GPS can be disabled on DJI drones, but a spokesman told Gizmodo that even with the GPS disabled, the drone flight restrictions will still be in place.
AG nominee Loretta Lynch: If confirmed, the Constitution 'will be my lodestar'
Loretta Lynch, President Obama's nominee to replace Attorney General Eric Holder, on Wednesday cast herself as a nonpartisan prosecutor who would focus primarily on counterterrorism should she be confirmed.
"If confirmed as Attorney General I pledge to you and to the American people that the Constitution, the bedrock of our system of justice, will be my lodestar as I exercise the power and responsibility of that position," Lynch said in the opening remarks of her confirmation hearing.
If confirmed, Lynch would be the first African-American woman to serve as attorney general. She is expected to face tough grilling from Senate Republicans, particularly over the Obama administration's move to unilaterally prioritize deportations.
Poll underscores danger for Republicans should the Supreme Court gut ObamaCare
Nearly two-thirds of Americans want Congress to guarantee ObamaCare's subsidies should the Supreme Court strike them down over a technicality, according to a Kaiser Family Foundation poll released Wednesday.
In the case of King v. Burwell, the high court is weighing whether the Affordable Care Act was written in such a way that it only allows subsidies in states that set up their own insurance exchanges. Most states relied on the federal marketplace, and could thus be iced out.
Republicans have banked on the court gutting the law, believing that such a decision would allow them to have a "do-over," as Senate Majority Leader Mitch McConnell (R-Ky.) put it. But as the poll shows, the GOP would face strong public pressure in that scenario to restore the subsidies, making a drastic "do-over" no easy task.
Scientists may have found a cure for peanut allergies
Researchers at the Murdoch Childrens Research Institute in Australia, have developed a probiotic-protein mixture that appears to have cured peanut allergies.
The scientists gave 30 children who were allergic to peanuts a daily dose of peanut protein with increasing amounts of the probiotic Lactobacillus rhamnosus over an 18-month period. The dose of the probiotic was the equivalent of eating 44 pounds of yogurt each day. By the end of the trial, 80 percent of the children had no reaction to eating peanuts.
Lead researcher Mimi Tang warned against trying to treat your children at home, though — the trial did sometimes cause allergic reactions in the children, and more research is needed to see whether the participants will be able to tolerate peanuts in the coming years. The researchers plan to conduct a followup study where they'll remove peanuts from the participants' diets for eight weeks to see if they are still tolerant of them.

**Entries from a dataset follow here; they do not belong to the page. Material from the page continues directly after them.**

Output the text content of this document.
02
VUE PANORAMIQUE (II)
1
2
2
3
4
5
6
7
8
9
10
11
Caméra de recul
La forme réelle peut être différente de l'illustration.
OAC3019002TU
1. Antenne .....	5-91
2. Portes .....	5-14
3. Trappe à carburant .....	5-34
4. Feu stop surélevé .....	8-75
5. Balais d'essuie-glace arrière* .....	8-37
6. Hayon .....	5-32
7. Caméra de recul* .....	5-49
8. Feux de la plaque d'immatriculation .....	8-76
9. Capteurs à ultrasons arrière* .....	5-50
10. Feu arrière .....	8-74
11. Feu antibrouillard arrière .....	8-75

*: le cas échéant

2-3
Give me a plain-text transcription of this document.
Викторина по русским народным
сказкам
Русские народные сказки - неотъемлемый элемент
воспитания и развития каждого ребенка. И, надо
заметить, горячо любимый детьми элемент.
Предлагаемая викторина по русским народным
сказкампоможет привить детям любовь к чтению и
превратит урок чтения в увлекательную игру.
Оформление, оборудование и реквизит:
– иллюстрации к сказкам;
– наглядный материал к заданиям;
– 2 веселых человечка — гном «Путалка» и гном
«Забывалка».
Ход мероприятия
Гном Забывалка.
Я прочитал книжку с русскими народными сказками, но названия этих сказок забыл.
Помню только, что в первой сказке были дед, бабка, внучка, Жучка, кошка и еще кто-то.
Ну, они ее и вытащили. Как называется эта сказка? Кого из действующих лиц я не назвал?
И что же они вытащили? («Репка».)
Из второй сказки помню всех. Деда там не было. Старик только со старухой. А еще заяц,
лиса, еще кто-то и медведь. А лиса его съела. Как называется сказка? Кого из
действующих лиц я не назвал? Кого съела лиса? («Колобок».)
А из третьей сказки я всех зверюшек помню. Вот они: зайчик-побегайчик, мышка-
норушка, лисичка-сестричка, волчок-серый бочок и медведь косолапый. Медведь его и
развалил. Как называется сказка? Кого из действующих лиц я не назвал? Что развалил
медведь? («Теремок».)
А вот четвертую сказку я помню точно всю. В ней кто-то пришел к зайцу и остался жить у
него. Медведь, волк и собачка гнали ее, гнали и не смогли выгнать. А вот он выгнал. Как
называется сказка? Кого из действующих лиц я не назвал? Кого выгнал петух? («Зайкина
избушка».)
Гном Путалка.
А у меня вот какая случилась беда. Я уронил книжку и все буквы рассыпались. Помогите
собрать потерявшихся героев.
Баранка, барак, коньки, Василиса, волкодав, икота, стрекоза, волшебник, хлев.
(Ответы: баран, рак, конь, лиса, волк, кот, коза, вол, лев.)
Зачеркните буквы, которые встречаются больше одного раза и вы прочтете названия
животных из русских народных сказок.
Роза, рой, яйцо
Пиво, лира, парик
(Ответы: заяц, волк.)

Ex-Vanderbilt football players found guilty of rape
A Tennessee jury on Tuesday found two former Vanderbilt football players guilty of raping a fellow student in 2013.
— WKRN (@WKRN) January 28, 2015
The two men, Brandon Vandenburg and Cory Batey, were convicted on four counts of aggravated rape, one count of attempted aggravated rape, and two counts of aggravated sexual battery. The ex-teammates were accused of brutally raping the victim, who was 21 years old at the time, and sharing cell phone images of the assault. Defense attorneys argued that the men were too drunk to know what they were doing, and faulted a campus-wide culture of drinking.
Russia confirms North Korean leader will visit in May
Russian officials announced Wednesday that Kim Jong Un will make his first official visit to Russia in May. He will attend a commemorative ceremony in Moscow to mark the 70th anniversary of the Soviet Union's victory in World War II.
South Korea's Yonhap News Agency reported the news, adding that the Kremlin had invited Kim Jong Un, along with 20 other "state leaders," to attend the ceremony.
The Kremlin stated that "North Korea's leader" would attend the event, and while most people took that to mean Kim Jong Un would visit, South Korean officials told the Yonhap News Agency that the phrase could also refer to Kim Yong-nam, the nominal head of state for foreign relations.